Graham Greene |
Discovering two authors’ talents, faults in ‘Greene on Capri’ by Shirley Hazzard
Tuesday, January 3, 2017 1:30am
LIFEA READING LIFE
By Heartwood, Everett Public Library staff
It’s kind of funny to me that I read this book without ever having read Graham Greene (though he’s long been on my radar, and I’m a fan of the film The Third Man). Funnier still since I’d also not read anything by Shirley Hazzard (her Transit of Venus won a National Book Critics Circle Award in 1980, and The Great Fire won the National Book Award in 2003). But a few years ago, one of my book-talking buddies handed me this book and said I should read it. I must say I was quite taken by the cover, and seeing the book’s slim length, I decided to give it a try.
In the opening scene, Hazzard has run into Greene at a café on Capri where he is dining at a separate table with friends and reciting part of a Browning poem to them. Before leaving, Hazzard supplies him with the line he’s struggling to recall. This literary showiness rankled me enough that I put the book aside. But some weeks later, I picked it up again and found myself very much enjoying Hazzard’s stately prose, the descriptions of Greene’s home and the island of Capri (accent on the a, she tells us), and the friendship that develops between Greene, Hazzard and her husband, Francis Steegmuller.
Hazzard devotes much of the book to Greene, mostly during their shared time there in the 1960s and ’70s, but she also includes some interesting details about the history of the island. Her account of Tiberio, the island-top ruins, features some fine descriptive language, and we learn that a number of Russian writers visited the island in their day, such as Gorky, Turgenev, and Ivan Bunin.
For the most part, Hazzard writes admiringly of Greene, but not without particular criticisms, such as in the passage here:
Repeatedly singled out as a writer of his “era,” Graham, even so, long eluded literary chronology. His best work, with its disarming blend of wit, event, and lone fatality, has not staled; and he himself, always ready, with eager skepticism, for life’s next episode, did not seem to “date.” However, in one respect — his attitudes to women — he remained rooted, as man and writer, in his early decades.
From the 1920s into the 1940s, Greene and several of his talented male contemporaries were working, in English fiction, related veins of anxiety and intelligence, anger and danger, sex and sensibility, and contrasting an ironic private humanity with the petty vanities and great harm of established power. Their narrative frequently centered on the difficulty of being a moody, clever, thin-skinned — and occasionally alcoholic — literate man who commands the devotion of a comely, plucky, self-denying younger woman.

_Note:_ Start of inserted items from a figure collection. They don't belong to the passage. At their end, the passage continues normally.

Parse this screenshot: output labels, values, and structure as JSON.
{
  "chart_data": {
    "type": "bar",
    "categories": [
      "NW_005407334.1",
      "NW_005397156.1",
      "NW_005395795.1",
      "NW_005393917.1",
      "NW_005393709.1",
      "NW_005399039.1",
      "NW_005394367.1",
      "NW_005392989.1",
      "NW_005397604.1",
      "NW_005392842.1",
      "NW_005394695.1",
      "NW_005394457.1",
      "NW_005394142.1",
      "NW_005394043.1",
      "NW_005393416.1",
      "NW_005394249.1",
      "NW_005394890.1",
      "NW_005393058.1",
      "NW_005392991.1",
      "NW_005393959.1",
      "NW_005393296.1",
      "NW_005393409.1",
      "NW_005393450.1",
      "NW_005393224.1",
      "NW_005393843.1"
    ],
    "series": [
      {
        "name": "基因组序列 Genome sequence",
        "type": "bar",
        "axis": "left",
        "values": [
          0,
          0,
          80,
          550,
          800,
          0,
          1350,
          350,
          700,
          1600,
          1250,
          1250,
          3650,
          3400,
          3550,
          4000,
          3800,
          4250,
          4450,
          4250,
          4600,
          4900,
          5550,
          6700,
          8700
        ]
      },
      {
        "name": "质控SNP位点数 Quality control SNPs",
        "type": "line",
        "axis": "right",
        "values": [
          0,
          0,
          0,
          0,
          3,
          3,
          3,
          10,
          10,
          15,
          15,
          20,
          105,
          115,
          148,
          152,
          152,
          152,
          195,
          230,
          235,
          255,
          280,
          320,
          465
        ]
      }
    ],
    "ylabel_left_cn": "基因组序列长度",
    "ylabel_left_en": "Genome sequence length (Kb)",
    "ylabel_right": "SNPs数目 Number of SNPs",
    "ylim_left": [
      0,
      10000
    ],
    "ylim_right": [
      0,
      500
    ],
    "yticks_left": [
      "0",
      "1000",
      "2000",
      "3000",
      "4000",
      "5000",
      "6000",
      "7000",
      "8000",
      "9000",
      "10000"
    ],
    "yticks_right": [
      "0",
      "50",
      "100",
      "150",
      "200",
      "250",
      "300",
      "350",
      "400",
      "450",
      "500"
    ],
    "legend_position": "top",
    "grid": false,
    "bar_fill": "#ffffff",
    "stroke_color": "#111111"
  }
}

The book doesn’t have chapters as such, but in one section, on the importance of reading to Greene, she tells how Greene insisted his biographer, Norman Sherry, travel to every place Greene had been, as background to writing his biography. Remarkably, Sherry did this — but Hazzard notes:
Had Graham enjoined his biographer to read, rather, the countless thousands of books, celebrated or obscure, that fuelled his life, thought, and work, consoled and informed his passions, and caused him, as he said, “to want to write,” that request would have been absurd, unfeasible, and entirely apposite.
Literature was the longest and most consistent pleasure of Graham’s life. It was the element in which he best existed, providing him with the equilibrium of affinity and a lifeline to the rational as well as the fantastic. The tormented love affairs of adult years — and, supremely, the long passion for Lady Walston —brought him to the verge of insanity and suicide. It was in reading and writing that he enjoyed, from early childhood, a beneficent excitement and ground for development of his imagination and his gift… Our own best times with Graham usually arose from spontaneous shared pleasures of works and words — those of poets and novelists above all — that were central to his being and ours.
In its closing pages, Hazzard returns to the literary exchange that opens the book: in 1992 she received a letter from Michael Richey, one of those present when Hazzard supplied Greene with the words of the Browning poem at the restaurant all those decades before, and this letter, coming the year after Greene’s death, is what triggered her decision to write this book.
After finishing Greene on Capri, I looked for Capri on a map and discovered it is off the west coast of Italy, near the mainland city of Sorrento. And it strikes me that this would be the perfect book to take along to a “silent reading night” at the Sorrento Hotel in Seattle. Or maybe one of Greene’s novels.